Currently, the United States educational system is in a transitional phase. It is trying to have the best of both worlds: high test scores, and active students. Students can't read while running, and they can't run while reading. Louv describes where the educational system was before: Little time outdoors as students focus strictly on their studies. This is apparent in the quote: "many districts considered recess a waste of potential academic time or too risky"
Economists and doctors have proven that an active lifestyle in children and adults is not only beneficial for a child's physical health, but also for their mental health. Releasing energy in the outdoors can help kids focus better in class. Louv explains how useful a therapy nature is for ADHD (Attention Deficit Hyperactivity Disorder). I personally think that the over-diagnosis of ADD and ADHD is a terrible burden on society. Overmedication of children will, in my opinion, cause severely negative long-term effects on not only the children themselves, but on a societal level; as is mentioned in the text, "Critics charger that often-perscribed medications....are over prescribed, perhaps as much as 10 to 40 percent of the time."

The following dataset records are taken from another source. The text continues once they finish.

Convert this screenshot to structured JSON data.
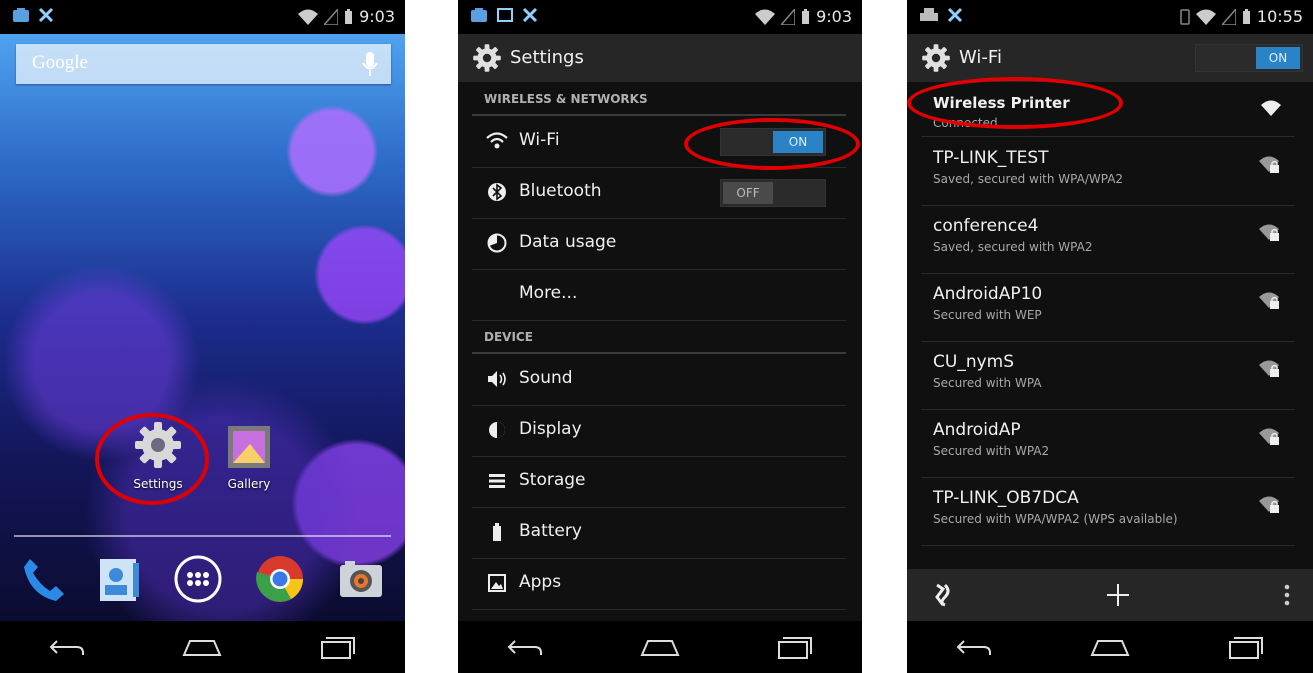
{
  "colors": {
    "highlight": "#e00000",
    "toggle_on": "#2a83c7",
    "action_bar": "#262626",
    "list_bg": "#101010"
  },
  "phone1": {
    "status_time": "9:03",
    "search": {
      "label": "Google"
    },
    "apps": [
      {
        "label": "Settings",
        "icon": "gear-icon"
      },
      {
        "label": "Gallery",
        "icon": "gallery-icon"
      }
    ],
    "dock": [
      "phone-icon",
      "contacts-icon",
      "app-drawer-icon",
      "chrome-icon",
      "camera-icon"
    ]
  },
  "phone2": {
    "status_time": "9:03",
    "title": "Settings",
    "sections": {
      "wireless": "WIRELESS & NETWORKS",
      "device": "DEVICE"
    },
    "items": [
      {
        "label": "Wi-Fi",
        "toggle": "ON"
      },
      {
        "label": "Bluetooth",
        "toggle": "OFF"
      },
      {
        "label": "Data usage"
      },
      {
        "label": "More..."
      },
      {
        "label": "Sound"
      },
      {
        "label": "Display"
      },
      {
        "label": "Storage"
      },
      {
        "label": "Battery"
      },
      {
        "label": "Apps"
      }
    ]
  },
  "phone3": {
    "status_time": "10:55",
    "title": "Wi-Fi",
    "toggle": "ON",
    "networks": [
      {
        "name": "Wireless Printer",
        "status": "Connected"
      },
      {
        "name": "TP-LINK_TEST",
        "status": "Saved, secured with WPA/WPA2"
      },
      {
        "name": "conference4",
        "status": "Saved, secured with WPA2"
      },
      {
        "name": "AndroidAP10",
        "status": "Secured with WEP"
      },
      {
        "name": "CU_nymS",
        "status": "Secured with WPA"
      },
      {
        "name": "AndroidAP",
        "status": "Secured with WPA2"
      },
      {
        "name": "TP-LINK_OB7DCA",
        "status": "Secured with WPA/WPA2 (WPS available)"
      }
    ],
    "bottom_actions": [
      "wps-icon",
      "add-network-icon",
      "overflow-menu-icon"
    ]
  }
}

The text cites that the cause of this over-prescription is due to rapid urbanization. Children in cities don't have as much ability to release energy, causing hyperactivity. I think that this is one small aspect, but I'd consider the real culprit of overmedication and overprescribing ADHD is that adults refuse to let children be children. They want to run around, they want to be free from the constraints of a classroom.
Further reading, however, emphasizes data that does link thinking more clearly and being in nature, so I suppose I was incorrect in assuming no link... "...those who had walked in the nature preserved performed better than the other participants on a standard proofreading task. They also reported more positive emotions and less anger." I personally don't have ADHD, and I personally find more solace in front of a computer screen than in front of a pristine lake. But maybe that's just me. Now that I think about it, it may have been my prevalence to go outside and play around in the woods next to my house that kept me from being diagnosed with ADD or ADHD. But that's just anecdotal evidence.